J’avais envie de montrer une autre image du musée, moins sérieuse et plus drôle ; la manière dont je les voyais : un terrain de jeu, un vivier de créativité et d’innovation. Le succès a rapidement été au rendez-vous à ma grande surprise ! Aujourd’hui l’aventure se poursuit surtout en agence avec Fun in museum mais j’essaie de continuer les publications pour répondre aux sollicitations. Malheureusement, le temps me manque un peu…
Et enfin les désormais fameuses questions indiscrètes !
– Quel est le réseau social dont vous ne pouvez pas vous passer ?
Pinterest ! J’y pioche et partage mes inspirations à la fois personnelles et professionnelles.
(NDR : Musée-Oh ! est cependant présent sur Twitter, Fun in Museum est sur Facebook et vous pouvez retrouver / contacter Claire sur Linkedin )
– Quelle est la discipline artistique ultime pour vous ? (celle qui surpasse les autres ?)
Les jeux vidéos car ils nécessitent un scénario et une intrigue de qualité, des développements techniques, des effets spéciaux, du ludique et de l’immersion. Ils nous font voyager autant que le cinéma, la possibilité pour le public d’interagir avec le média en plus !
– Quelle est votre meilleure expérience culturelle / artistique ?
Question difficile ! Comment en choisir une seule ? Je dirais la projection marathon de la trilogie
Retour vers le futur, mon film préféré, au Grand Rex l’année dernière pour célébrer l’arrivée de Marty en 2015 lors du second volet. Visionnage avec pyrotechnie et effets spéciaux, concert, exposition des objets cultes… ils avaient frappé fort, un superbe souvenir.

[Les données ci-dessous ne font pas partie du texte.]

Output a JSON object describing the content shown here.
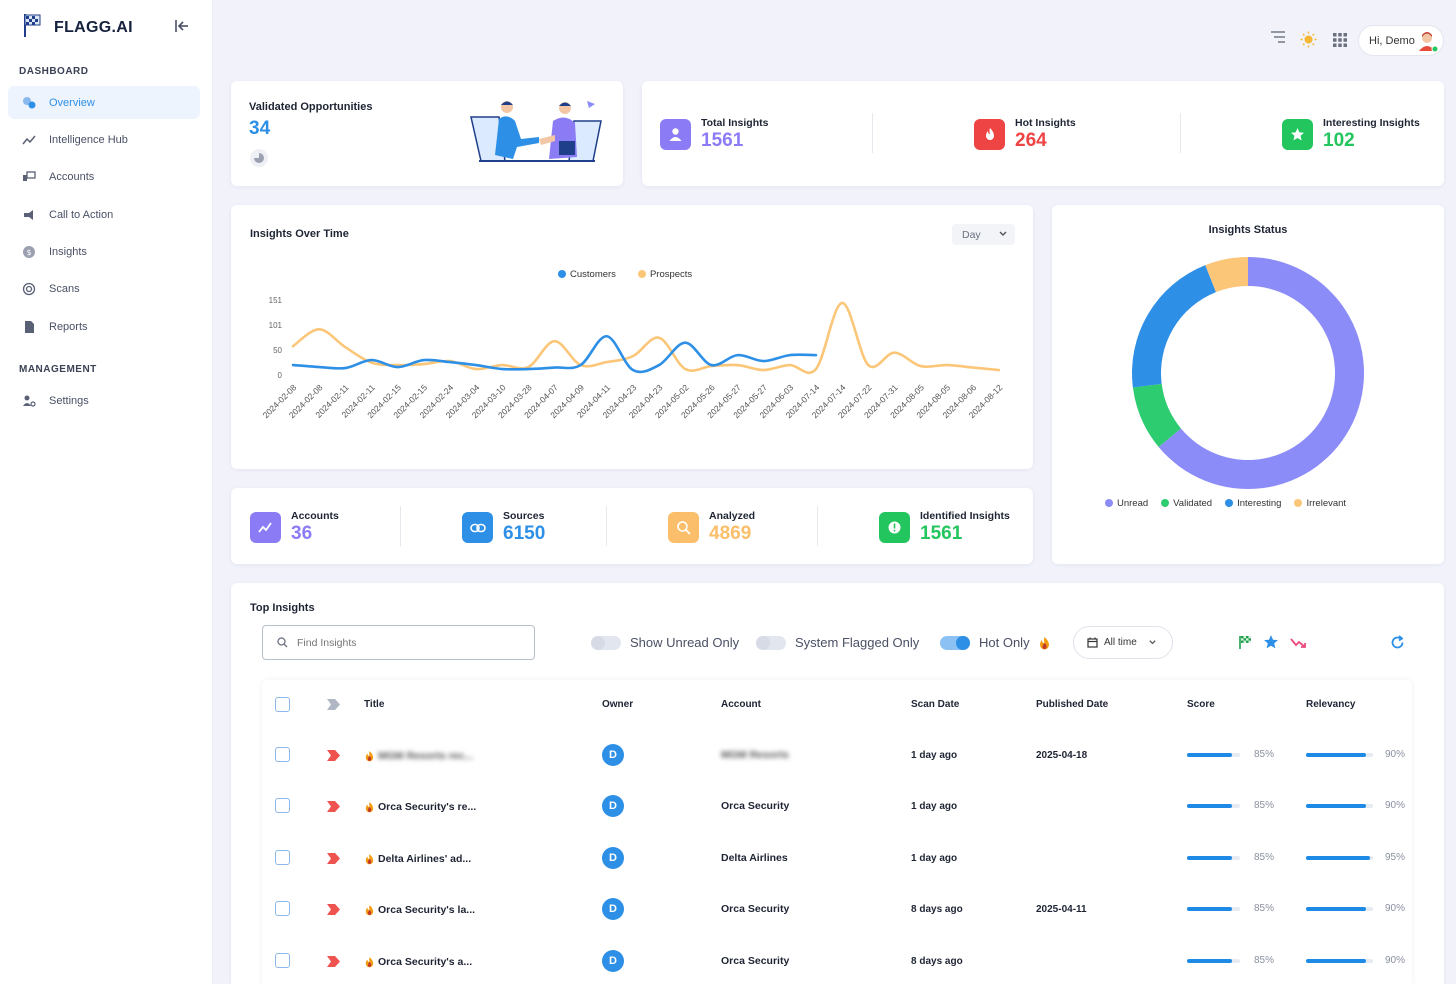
{
  "brand": {
    "name": "FLAGG.AI"
  },
  "sidebar": {
    "sections": [
      {
        "label": "DASHBOARD"
      },
      {
        "label": "MANAGEMENT"
      }
    ],
    "items": [
      {
        "label": "Overview",
        "icon": "overview-icon",
        "active": true
      },
      {
        "label": "Intelligence Hub",
        "icon": "trend-icon"
      },
      {
        "label": "Accounts",
        "icon": "accounts-icon"
      },
      {
        "label": "Call to Action",
        "icon": "megaphone-icon"
      },
      {
        "label": "Insights",
        "icon": "dollar-icon"
      },
      {
        "label": "Scans",
        "icon": "radar-icon"
      },
      {
        "label": "Reports",
        "icon": "document-icon"
      },
      {
        "label": "Settings",
        "icon": "users-gear-icon"
      }
    ]
  },
  "header": {
    "greeting": "Hi, Demo"
  },
  "validated": {
    "label": "Validated Opportunities",
    "value": "34"
  },
  "top_kpis": [
    {
      "label": "Total Insights",
      "value": "1561",
      "color": "#8b7cf6"
    },
    {
      "label": "Hot Insights",
      "value": "264",
      "color": "#ef4444"
    },
    {
      "label": "Interesting Insights",
      "value": "102",
      "color": "#22c55e"
    }
  ],
  "insights_over_time": {
    "title": "Insights Over Time",
    "select_value": "Day"
  },
  "status": {
    "title": "Insights Status"
  },
  "bottom_kpis": [
    {
      "label": "Accounts",
      "value": "36",
      "color": "#8b7cf6"
    },
    {
      "label": "Sources",
      "value": "6150",
      "color": "#2d8fe6"
    },
    {
      "label": "Analyzed",
      "value": "4869",
      "color": "#fbbf6b"
    },
    {
      "label": "Identified Insights",
      "value": "1561",
      "color": "#22c55e"
    }
  ],
  "top_insights": {
    "title": "Top Insights",
    "search_placeholder": "Find Insights",
    "toggles": [
      {
        "label": "Show Unread Only",
        "on": false
      },
      {
        "label": "System Flagged Only",
        "on": false
      },
      {
        "label": "Hot Only",
        "on": true
      }
    ],
    "date_filter": "All time",
    "columns": [
      "Title",
      "Owner",
      "Account",
      "Scan Date",
      "Published Date",
      "Score",
      "Relevancy"
    ],
    "rows": [
      {
        "title": "MGM Resorts rec...",
        "owner": "D",
        "account": "MGM Resorts",
        "scan_date": "1 day ago",
        "published": "2025-04-18",
        "score": 85,
        "score_label": "85%",
        "relevancy": 90,
        "relevancy_label": "90%",
        "blurred": true
      },
      {
        "title": "Orca Security's re...",
        "owner": "D",
        "account": "Orca Security",
        "scan_date": "1 day ago",
        "published": "",
        "score": 85,
        "score_label": "85%",
        "relevancy": 90,
        "relevancy_label": "90%",
        "blurred": false
      },
      {
        "title": "Delta Airlines' ad...",
        "owner": "D",
        "account": "Delta Airlines",
        "scan_date": "1 day ago",
        "published": "",
        "score": 85,
        "score_label": "85%",
        "relevancy": 95,
        "relevancy_label": "95%",
        "blurred": false
      },
      {
        "title": "Orca Security's la...",
        "owner": "D",
        "account": "Orca Security",
        "scan_date": "8 days ago",
        "published": "2025-04-11",
        "score": 85,
        "score_label": "85%",
        "relevancy": 90,
        "relevancy_label": "90%",
        "blurred": false
      },
      {
        "title": "Orca Security's a...",
        "owner": "D",
        "account": "Orca Security",
        "scan_date": "8 days ago",
        "published": "",
        "score": 85,
        "score_label": "85%",
        "relevancy": 90,
        "relevancy_label": "90%",
        "blurred": false
      }
    ]
  },
  "chart_data": [
    {
      "type": "line",
      "title": "Insights Over Time",
      "xlabel": "",
      "ylabel": "",
      "ylim": [
        0,
        151
      ],
      "yticks": [
        "0",
        "50",
        "101",
        "151"
      ],
      "legend_position": "top-center",
      "x": [
        "2024-02-08",
        "2024-02-08",
        "2024-02-11",
        "2024-02-11",
        "2024-02-15",
        "2024-02-15",
        "2024-02-24",
        "2024-03-04",
        "2024-03-10",
        "2024-03-28",
        "2024-04-07",
        "2024-04-09",
        "2024-04-11",
        "2024-04-23",
        "2024-04-23",
        "2024-05-02",
        "2024-05-26",
        "2024-05-27",
        "2024-05-27",
        "2024-06-03",
        "2024-07-14",
        "2024-07-14",
        "2024-07-22",
        "2024-07-31",
        "2024-08-05",
        "2024-08-05",
        "2024-08-06",
        "2024-08-12"
      ],
      "series": [
        {
          "name": "Customers",
          "color": "#2d8fe6",
          "values": [
            20,
            16,
            14,
            30,
            16,
            30,
            26,
            20,
            12,
            12,
            15,
            20,
            78,
            10,
            20,
            65,
            20,
            40,
            28,
            40,
            40,
            null,
            null,
            null,
            null,
            null,
            null,
            null
          ]
        },
        {
          "name": "Prospects",
          "color": "#fcc679",
          "values": [
            58,
            92,
            56,
            25,
            20,
            22,
            28,
            12,
            20,
            16,
            68,
            20,
            26,
            38,
            75,
            12,
            18,
            20,
            10,
            20,
            12,
            145,
            20,
            45,
            18,
            20,
            15,
            10
          ]
        }
      ]
    },
    {
      "type": "pie",
      "title": "Insights Status",
      "legend_position": "bottom",
      "categories": [
        "Unread",
        "Validated",
        "Interesting",
        "Irrelevant"
      ],
      "values": [
        64,
        9,
        21,
        6
      ],
      "colors": [
        "#8b8cf7",
        "#2ecc71",
        "#2d8fe6",
        "#fcc679"
      ]
    }
  ]
}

– Quels sont vos 5 lieux culturels favoris ?
Le Taj Mahal que j’ai visité en 2010, les glyphes de Nazca au Pérou que j’ai survolé cet été, le Musée des Arts Décoratifs dont ses expos mode, le Musée de la Bande-dessinée à Bruxelles et le Château d’Auvers-sur-Oise qui m’a initié à la magie des parcours-spectacles en 2005.
– Qui est votre artiste préféré(e) ?
David Bowie car c’est un artiste total qui aura innové jusqu’au bout ! A votre question « meilleure expérience culturelle / artistique », j’aurais aussi pu répondre l’expo Bowie à la Philharmonie de Paris, une rétrospective magique.